Sayın doktorum buralara gelir iseniz paketinizi iletecegim, aksi hale sen bilirsin.
GELELİM KAYMAK İŞİNE........
Milletin işi gücü yok benimle ugraşıyor. Bu vatandaşta güya bize katkıda bulunurken kafa bulmayada devam etmekte. Bir gün Ali Türk kadar başınıza taş düşecek haberiniz olsun. Buna benzer bir meil gelmişti, onu silmiştim.
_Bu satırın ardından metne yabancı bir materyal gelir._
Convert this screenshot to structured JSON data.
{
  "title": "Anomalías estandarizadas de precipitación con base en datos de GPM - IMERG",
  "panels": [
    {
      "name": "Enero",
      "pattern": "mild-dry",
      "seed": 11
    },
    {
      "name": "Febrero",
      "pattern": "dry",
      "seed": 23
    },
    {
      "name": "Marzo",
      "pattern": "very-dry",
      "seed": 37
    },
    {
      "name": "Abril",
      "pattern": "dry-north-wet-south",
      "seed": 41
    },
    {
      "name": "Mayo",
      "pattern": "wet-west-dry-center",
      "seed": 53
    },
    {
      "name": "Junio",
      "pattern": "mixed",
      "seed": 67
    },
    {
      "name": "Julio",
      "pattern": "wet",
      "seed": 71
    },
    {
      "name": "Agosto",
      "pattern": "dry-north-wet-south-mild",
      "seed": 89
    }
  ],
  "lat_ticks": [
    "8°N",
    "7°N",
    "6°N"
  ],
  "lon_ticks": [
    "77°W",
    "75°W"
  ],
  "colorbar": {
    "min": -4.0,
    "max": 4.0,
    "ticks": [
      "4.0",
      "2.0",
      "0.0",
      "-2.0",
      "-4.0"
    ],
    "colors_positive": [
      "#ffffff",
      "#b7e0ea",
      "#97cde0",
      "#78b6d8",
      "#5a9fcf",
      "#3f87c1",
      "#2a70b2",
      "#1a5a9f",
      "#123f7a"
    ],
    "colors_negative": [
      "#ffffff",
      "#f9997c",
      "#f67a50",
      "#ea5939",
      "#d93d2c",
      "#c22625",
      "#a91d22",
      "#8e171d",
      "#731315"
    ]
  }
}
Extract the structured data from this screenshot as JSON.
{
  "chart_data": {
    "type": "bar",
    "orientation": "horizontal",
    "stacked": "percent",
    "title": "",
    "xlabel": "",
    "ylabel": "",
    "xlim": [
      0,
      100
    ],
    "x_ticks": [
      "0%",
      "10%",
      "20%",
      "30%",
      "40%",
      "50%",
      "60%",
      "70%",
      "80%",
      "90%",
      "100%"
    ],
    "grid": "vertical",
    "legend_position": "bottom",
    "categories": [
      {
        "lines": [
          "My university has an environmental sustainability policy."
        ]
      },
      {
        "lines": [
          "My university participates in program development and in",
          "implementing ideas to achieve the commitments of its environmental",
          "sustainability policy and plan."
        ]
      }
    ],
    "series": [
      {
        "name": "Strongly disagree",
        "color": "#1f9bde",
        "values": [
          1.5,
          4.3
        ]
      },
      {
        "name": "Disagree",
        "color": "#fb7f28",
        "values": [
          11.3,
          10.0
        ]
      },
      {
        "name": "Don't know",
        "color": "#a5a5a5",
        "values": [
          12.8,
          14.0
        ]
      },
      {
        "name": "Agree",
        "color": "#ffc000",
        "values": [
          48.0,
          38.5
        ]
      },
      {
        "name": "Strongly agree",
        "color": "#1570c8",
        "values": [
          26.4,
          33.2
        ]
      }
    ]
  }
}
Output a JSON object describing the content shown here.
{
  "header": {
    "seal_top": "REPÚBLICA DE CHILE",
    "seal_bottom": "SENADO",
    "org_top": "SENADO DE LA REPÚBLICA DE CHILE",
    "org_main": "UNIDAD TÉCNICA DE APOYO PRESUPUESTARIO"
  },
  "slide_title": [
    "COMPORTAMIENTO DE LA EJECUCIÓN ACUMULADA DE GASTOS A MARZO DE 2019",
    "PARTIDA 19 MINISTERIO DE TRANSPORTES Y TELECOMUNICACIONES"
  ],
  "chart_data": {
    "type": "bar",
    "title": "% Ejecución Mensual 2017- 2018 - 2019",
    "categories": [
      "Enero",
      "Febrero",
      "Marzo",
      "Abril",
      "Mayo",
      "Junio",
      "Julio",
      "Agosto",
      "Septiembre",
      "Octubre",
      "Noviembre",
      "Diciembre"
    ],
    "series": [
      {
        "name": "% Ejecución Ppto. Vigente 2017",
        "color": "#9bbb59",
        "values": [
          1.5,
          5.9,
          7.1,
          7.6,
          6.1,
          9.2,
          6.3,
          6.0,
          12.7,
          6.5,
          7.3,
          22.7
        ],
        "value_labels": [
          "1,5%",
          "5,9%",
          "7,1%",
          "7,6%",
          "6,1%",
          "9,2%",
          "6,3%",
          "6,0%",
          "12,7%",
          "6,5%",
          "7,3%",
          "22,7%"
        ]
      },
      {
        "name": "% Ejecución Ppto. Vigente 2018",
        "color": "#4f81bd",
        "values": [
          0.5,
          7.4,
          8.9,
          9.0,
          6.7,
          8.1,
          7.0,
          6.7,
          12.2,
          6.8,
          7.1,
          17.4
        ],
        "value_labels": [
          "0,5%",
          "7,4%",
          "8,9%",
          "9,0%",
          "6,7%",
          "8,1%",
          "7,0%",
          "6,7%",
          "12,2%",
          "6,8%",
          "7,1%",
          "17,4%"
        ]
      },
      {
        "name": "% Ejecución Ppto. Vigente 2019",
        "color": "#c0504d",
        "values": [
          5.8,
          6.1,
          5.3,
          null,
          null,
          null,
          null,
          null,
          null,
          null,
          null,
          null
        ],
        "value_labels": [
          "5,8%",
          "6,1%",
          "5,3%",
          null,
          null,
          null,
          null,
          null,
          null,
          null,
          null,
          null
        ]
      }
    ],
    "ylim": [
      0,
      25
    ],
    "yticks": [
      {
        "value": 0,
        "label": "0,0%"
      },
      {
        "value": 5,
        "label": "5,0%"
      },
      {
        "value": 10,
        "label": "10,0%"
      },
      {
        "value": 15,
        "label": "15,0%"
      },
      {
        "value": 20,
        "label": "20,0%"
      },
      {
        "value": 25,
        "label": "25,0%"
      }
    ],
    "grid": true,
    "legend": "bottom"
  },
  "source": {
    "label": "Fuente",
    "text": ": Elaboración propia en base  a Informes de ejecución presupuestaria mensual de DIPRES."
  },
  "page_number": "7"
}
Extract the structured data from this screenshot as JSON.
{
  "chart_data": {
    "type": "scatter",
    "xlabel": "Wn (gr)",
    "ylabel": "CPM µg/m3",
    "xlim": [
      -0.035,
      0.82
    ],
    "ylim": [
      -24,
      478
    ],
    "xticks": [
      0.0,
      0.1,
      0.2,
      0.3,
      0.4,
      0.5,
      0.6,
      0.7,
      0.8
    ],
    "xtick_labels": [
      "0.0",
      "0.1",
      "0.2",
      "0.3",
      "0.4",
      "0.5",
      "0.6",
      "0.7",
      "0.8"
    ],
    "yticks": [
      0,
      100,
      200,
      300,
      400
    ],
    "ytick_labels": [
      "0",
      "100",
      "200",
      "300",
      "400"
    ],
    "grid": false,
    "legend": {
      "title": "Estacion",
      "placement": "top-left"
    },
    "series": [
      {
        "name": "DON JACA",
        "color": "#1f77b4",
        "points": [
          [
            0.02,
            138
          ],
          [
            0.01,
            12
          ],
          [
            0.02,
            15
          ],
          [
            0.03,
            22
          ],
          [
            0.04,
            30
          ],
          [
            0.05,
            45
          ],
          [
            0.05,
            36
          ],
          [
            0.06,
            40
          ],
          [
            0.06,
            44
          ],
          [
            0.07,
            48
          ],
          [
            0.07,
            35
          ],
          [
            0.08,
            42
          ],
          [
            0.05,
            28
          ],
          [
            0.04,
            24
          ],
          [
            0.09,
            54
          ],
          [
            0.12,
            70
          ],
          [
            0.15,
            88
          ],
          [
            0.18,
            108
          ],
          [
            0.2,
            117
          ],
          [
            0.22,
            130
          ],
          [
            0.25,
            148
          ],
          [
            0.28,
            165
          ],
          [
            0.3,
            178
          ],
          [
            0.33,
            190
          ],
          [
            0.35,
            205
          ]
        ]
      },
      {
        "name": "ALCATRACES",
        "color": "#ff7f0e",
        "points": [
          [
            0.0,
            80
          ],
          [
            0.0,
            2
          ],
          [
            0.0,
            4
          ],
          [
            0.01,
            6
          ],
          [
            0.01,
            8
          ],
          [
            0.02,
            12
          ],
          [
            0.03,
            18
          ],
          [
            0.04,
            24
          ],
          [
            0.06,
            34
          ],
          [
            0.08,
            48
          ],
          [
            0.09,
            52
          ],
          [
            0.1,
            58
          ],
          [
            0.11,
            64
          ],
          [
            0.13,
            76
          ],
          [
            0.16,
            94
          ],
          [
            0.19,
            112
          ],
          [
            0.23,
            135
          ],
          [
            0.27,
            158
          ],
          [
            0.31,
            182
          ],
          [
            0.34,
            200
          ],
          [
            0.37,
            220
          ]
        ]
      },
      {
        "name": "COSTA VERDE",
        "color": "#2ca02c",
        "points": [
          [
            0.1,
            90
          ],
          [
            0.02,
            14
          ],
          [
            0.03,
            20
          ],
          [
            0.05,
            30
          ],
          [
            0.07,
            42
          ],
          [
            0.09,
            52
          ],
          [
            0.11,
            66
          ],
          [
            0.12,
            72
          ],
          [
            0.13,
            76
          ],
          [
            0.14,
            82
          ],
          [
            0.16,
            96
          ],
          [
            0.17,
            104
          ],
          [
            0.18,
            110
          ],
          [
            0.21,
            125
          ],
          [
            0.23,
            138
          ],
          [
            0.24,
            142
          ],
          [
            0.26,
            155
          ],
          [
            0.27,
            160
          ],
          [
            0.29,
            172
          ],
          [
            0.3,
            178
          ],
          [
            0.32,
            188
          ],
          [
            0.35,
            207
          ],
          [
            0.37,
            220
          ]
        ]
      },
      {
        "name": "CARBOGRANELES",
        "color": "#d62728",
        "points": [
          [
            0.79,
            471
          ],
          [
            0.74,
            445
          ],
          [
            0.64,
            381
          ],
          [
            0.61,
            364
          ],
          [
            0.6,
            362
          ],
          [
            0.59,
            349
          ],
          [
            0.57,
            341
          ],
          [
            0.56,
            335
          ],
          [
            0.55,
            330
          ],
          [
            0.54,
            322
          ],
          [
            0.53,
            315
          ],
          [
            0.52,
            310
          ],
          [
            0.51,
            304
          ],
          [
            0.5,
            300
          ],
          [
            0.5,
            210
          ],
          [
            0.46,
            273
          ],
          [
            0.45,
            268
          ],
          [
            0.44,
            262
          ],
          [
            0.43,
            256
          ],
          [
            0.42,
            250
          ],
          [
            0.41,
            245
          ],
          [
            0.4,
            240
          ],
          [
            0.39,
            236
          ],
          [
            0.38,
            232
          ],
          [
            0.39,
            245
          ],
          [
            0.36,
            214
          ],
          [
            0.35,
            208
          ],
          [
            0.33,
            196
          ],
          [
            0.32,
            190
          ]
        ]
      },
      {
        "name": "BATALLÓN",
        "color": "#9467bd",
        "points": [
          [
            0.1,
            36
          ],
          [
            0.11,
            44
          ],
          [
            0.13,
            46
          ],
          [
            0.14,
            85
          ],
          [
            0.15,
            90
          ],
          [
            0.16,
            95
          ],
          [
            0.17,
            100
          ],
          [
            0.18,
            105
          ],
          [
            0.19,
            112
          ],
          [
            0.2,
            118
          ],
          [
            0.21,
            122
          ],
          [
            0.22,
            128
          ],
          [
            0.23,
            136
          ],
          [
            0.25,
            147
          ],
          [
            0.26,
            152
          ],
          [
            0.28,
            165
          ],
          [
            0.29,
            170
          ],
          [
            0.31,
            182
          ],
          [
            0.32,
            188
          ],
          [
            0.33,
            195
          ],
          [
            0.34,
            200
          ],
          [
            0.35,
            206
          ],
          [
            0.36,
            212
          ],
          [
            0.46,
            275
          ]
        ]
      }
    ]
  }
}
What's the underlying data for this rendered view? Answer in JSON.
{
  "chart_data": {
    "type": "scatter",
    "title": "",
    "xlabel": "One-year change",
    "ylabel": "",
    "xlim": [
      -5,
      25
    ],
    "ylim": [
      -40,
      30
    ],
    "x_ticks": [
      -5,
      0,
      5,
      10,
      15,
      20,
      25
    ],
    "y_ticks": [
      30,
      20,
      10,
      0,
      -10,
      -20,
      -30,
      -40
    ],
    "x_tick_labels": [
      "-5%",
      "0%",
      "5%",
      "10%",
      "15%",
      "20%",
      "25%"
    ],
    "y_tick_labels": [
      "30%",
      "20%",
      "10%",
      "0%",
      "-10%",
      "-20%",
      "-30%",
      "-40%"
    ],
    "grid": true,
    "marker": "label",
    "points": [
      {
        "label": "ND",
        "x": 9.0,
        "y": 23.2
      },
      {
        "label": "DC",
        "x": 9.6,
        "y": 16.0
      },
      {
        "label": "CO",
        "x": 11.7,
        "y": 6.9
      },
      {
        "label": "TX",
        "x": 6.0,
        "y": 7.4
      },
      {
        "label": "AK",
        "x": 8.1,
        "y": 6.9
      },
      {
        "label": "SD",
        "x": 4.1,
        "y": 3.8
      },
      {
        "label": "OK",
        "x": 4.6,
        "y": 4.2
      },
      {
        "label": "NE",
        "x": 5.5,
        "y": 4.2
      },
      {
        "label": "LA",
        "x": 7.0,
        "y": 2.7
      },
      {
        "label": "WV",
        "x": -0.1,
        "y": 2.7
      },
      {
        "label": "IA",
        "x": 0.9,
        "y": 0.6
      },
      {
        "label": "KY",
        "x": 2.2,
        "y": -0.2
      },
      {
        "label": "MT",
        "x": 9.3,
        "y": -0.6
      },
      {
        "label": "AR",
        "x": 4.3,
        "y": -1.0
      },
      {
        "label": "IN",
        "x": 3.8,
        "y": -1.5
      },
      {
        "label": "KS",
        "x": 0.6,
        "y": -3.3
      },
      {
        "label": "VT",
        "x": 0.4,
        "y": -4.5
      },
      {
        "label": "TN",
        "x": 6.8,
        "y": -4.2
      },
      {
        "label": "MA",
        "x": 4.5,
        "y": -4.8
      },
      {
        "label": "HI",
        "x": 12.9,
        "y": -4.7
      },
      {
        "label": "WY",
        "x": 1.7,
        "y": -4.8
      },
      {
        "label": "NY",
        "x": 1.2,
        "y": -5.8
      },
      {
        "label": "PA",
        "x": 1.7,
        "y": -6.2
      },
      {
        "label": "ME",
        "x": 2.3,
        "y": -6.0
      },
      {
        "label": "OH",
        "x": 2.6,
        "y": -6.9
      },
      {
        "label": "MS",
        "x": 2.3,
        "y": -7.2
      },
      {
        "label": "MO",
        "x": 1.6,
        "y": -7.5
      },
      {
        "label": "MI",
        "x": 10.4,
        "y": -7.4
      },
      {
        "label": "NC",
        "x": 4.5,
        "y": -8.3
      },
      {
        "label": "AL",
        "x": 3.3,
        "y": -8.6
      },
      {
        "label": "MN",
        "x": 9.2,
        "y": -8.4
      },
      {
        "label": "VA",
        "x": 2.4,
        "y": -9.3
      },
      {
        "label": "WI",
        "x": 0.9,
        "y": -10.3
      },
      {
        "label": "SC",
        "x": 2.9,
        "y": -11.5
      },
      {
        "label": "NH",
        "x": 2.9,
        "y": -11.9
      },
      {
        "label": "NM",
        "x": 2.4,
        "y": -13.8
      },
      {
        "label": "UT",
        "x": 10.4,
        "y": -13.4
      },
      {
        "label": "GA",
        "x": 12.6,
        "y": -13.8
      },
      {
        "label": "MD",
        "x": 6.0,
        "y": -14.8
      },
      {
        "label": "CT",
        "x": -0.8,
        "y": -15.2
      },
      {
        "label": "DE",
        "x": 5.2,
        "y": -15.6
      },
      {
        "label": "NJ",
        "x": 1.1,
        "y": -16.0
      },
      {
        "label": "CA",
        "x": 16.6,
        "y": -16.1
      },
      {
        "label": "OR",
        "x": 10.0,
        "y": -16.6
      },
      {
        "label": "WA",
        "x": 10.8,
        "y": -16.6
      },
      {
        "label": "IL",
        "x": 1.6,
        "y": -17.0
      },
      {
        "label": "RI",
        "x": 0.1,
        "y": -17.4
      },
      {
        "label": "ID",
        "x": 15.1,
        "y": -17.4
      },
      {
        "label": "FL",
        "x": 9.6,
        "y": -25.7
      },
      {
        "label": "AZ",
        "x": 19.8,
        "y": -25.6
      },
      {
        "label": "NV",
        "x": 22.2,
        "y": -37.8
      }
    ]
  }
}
O meildede aynı taktikle kovana iki anaarı veriyorduk, gazozla bayılttığımız anaarıların iğnesini kesiyoruz ve birbirlerini öldürmüyorlarmış. Bu akıllı anaarıların içerde birlikte yaşayıp yaşayamayacagına iğne karar veriyor sanmakta.
Gazozun markası önemli degilmiş::))
Buyrun aynen meil bu, 2 ayı geçmiştir geleli::))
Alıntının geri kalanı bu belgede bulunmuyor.